His research shows drought is far more likely to happen at higher temperatures and that California’s warming trend is increasing the chances for more droughts in the state’s future.
Scientists said it could be just a temporary reprieve when California’s rains resume, which might happen this winter.
“When this happens, the danger is that it will lull people into thinking that everything is now OK, back to normal,” said Columbia University climate scientist Williams. “But as time goes on, precipitation will be less able to make up for the intensified warmth. People will have to adapt to a new normal.”
California is in the fourth year of the drought, with more than 70 percent of the state classified as in “exceptional” or “extreme” drought.
Wildfires are accelerating, reservoirs are drained, cropland is out of production and farm worker unemployment is growing. The University of California, Davis, estimates the state’s agricultural economy will lose about $1.84 billion this year. California Gov. Jerry Brown has declared that his drought-stricken state proves “climate change is not a hoax.”
President Barack Obama has linked the drought to global warming, as well, warning of increasing environmental disasters tied to human emissions. But Republican leaders are not convinced.
“California and the West are being stifled by a natural drought that has been exacerbated by man-made, radical environmental policies that divert water from communities that badly need it,” Republican Rep. Rob Bishop of Utah, chairman of the House Committee on Natural Resources, charged on Thursday. The Senate earlier this year voted to reject the scientific consensus that humans are causing climate change. The chairman of the Senate’s Environment Committee, Sen. James Inhofe, Republican-Oklahoma, calls the link between human activities and climate the “biggest hoax perpetrated against mankind.”

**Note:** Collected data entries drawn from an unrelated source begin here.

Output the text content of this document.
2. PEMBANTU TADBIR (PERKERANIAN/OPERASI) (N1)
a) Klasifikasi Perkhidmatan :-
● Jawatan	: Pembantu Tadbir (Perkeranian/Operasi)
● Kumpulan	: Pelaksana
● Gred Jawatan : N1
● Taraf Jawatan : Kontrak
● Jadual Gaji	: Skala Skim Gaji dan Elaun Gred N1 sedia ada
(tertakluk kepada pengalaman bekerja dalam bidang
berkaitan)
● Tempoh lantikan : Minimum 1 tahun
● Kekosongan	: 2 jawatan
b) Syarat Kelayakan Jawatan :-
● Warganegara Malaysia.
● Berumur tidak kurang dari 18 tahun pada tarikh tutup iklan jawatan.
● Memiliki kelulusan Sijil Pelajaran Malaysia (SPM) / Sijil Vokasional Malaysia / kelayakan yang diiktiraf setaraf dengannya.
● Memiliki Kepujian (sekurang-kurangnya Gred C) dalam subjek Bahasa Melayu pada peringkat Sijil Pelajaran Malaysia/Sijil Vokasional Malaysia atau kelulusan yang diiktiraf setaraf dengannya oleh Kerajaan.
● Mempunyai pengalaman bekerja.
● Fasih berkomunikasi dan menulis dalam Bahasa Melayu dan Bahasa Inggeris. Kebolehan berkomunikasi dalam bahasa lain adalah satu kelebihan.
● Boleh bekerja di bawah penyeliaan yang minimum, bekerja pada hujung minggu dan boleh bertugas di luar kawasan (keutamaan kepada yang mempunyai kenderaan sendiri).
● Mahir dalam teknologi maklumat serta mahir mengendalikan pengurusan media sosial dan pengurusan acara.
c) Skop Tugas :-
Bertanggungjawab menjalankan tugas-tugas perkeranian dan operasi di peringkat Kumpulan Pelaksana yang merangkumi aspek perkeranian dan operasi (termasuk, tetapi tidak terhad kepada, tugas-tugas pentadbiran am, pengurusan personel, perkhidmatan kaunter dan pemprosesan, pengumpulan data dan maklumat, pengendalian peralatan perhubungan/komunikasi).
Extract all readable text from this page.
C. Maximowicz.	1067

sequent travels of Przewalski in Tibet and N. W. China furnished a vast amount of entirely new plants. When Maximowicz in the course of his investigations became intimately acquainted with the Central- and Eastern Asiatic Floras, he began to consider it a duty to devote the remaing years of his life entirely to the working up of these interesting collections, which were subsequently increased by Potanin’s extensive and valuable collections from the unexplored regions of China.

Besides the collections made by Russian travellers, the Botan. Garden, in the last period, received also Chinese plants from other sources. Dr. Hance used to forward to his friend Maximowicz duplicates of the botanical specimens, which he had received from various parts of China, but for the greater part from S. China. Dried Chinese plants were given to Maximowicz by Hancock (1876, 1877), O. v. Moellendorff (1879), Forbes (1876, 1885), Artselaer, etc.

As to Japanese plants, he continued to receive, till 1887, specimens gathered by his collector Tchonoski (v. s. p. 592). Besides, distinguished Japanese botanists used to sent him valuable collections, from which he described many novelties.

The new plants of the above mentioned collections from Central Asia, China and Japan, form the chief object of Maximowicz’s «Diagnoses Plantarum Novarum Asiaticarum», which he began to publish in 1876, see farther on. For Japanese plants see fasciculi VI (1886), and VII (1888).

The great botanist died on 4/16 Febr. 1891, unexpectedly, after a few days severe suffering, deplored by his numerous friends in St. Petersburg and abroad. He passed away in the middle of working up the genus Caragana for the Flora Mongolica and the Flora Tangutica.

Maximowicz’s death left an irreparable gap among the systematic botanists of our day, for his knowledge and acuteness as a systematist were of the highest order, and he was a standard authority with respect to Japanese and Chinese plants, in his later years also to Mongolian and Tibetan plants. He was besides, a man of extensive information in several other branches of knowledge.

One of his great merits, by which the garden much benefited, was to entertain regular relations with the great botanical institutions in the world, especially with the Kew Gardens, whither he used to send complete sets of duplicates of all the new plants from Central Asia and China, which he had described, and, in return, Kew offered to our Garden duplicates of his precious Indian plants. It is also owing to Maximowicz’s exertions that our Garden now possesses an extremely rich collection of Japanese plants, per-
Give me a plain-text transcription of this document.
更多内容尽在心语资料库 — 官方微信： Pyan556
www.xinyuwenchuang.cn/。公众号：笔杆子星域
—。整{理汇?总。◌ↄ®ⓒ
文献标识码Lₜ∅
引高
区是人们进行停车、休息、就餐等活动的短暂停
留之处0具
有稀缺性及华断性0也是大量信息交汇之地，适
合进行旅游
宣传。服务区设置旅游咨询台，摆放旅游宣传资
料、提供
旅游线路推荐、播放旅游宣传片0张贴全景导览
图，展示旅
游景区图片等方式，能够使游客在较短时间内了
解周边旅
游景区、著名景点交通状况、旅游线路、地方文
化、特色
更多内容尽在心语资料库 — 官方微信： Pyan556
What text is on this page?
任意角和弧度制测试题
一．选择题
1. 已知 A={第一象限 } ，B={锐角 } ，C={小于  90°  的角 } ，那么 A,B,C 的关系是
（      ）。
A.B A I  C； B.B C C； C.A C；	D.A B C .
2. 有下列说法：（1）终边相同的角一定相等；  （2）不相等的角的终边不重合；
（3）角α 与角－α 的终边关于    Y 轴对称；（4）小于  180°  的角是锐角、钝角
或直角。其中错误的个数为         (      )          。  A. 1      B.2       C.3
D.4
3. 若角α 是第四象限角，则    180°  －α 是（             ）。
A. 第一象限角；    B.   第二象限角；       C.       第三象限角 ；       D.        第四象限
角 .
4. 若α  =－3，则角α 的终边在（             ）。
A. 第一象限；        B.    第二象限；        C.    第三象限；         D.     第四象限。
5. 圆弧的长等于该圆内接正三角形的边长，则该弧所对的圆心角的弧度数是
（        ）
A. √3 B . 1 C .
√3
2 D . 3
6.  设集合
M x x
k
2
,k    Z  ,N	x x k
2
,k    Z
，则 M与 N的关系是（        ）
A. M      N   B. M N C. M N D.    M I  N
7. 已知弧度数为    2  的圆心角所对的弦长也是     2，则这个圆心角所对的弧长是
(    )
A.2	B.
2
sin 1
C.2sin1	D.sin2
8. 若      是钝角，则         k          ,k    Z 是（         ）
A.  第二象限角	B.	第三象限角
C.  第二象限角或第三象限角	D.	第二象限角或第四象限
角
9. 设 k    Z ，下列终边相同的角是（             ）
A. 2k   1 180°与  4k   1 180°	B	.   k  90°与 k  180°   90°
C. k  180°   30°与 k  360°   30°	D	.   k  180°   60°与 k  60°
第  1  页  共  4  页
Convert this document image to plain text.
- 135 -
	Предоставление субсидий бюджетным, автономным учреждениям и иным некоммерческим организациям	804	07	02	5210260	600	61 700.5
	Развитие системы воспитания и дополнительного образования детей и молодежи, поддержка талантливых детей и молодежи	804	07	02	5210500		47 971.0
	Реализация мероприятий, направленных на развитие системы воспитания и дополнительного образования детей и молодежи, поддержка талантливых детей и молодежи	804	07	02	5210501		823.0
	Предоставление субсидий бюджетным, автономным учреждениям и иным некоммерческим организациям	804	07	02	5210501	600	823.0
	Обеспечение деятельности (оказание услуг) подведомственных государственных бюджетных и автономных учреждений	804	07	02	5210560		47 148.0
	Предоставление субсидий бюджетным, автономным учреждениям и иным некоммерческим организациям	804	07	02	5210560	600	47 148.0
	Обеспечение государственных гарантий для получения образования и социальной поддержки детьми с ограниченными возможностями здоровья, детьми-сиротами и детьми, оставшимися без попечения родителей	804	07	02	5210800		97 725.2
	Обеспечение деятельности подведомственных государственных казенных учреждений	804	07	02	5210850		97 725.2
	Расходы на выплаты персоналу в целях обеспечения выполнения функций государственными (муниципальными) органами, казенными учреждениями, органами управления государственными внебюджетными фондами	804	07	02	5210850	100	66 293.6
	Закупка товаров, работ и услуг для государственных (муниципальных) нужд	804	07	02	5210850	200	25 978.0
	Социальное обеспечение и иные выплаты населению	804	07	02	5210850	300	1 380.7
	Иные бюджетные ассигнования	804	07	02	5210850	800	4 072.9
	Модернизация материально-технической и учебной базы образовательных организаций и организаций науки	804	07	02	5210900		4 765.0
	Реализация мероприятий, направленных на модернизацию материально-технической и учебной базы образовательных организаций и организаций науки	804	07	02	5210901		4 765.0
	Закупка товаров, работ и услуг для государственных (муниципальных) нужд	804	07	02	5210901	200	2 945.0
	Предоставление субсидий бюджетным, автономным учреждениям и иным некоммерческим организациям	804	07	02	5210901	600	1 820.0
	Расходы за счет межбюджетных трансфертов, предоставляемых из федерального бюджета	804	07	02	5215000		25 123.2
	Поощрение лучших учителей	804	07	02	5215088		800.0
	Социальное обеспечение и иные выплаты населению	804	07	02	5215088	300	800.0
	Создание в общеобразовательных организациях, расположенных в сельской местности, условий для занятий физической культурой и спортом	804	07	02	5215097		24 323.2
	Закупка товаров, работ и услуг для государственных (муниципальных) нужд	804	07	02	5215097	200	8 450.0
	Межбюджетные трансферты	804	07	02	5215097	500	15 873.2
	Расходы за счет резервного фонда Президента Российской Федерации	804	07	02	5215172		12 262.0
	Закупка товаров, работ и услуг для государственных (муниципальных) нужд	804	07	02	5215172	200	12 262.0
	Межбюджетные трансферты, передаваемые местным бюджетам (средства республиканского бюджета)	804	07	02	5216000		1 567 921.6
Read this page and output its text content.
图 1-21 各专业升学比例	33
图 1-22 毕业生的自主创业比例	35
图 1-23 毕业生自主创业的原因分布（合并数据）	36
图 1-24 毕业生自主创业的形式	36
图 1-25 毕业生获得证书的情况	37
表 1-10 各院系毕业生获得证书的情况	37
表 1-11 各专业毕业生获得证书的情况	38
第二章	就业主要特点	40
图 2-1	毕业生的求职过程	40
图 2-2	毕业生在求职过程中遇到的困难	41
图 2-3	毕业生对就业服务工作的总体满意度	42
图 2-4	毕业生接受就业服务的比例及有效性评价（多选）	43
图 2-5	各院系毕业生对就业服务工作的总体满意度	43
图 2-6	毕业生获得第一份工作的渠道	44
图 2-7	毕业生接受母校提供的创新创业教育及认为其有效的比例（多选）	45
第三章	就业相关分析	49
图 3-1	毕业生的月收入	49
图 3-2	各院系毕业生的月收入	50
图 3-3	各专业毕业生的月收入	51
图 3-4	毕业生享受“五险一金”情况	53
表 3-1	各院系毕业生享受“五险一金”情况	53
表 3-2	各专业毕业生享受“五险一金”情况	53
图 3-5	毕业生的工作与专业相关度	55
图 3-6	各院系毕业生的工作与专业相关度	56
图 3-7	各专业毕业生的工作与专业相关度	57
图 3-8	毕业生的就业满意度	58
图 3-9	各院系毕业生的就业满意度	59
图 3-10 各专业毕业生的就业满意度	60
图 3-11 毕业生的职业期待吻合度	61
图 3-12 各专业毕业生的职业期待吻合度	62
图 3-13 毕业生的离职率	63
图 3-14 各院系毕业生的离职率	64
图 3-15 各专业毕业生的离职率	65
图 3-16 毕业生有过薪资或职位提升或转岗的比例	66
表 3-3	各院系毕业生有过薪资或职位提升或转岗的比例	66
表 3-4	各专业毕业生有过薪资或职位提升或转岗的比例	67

The National Aeronautics and Space Administration (Nasa) declared 2014 the hottest year ever recorded on Earth, and it was also California’s hottest.
The state’s snowpack, which is crucial for the state’s water supply, diminished to virtually nothing.
Global warming did not cause the drought, said Columbia University climate scientist Richard Seager, lead author of a National Oceanic and Atmospheric Administration report last year. That study blamed a high-pressure ridge off the West Coast that’s blocked storms from reaching California in the winter, when the state receives the majority of its rain and snow.
“The real driver of the drought of course has been the drop in precipitation,” Seager said in an interview.
But the new study, which Seager co-authored, says that global warming can be blamed for between 8 percent and 27 percent of the severity of the drought through the removal of moisture from the soils, trees and crops.
The scientists said the most likely range is about 15 percent to 20 percent. Other research bolsters the case for a connection between warming and the intensity of the drought. A study published in June compared California’s record-breaking temperatures last year to the temperatures since 1916, and examined the impact on snowfall and evaporation.
“We found if the temperature were like any other year in the past, there was about an 86-percent probability that the drought in 2014 would not have been as severe,” said Shrad Shukla, a researcher in the climate hazard group at the University of California, Santa Barbara.
Alex Hall, a climate expert at the University of California, Los Angeles, said the water evaporation has combined with the state’s lack of precipitation to create extraordinary conditions.
“You do get something at the surface that really is unprecedented,” Hall said. “There’s evidence going back to the Paleo record that you really don’t find anything comparable to this over the past thousand years.”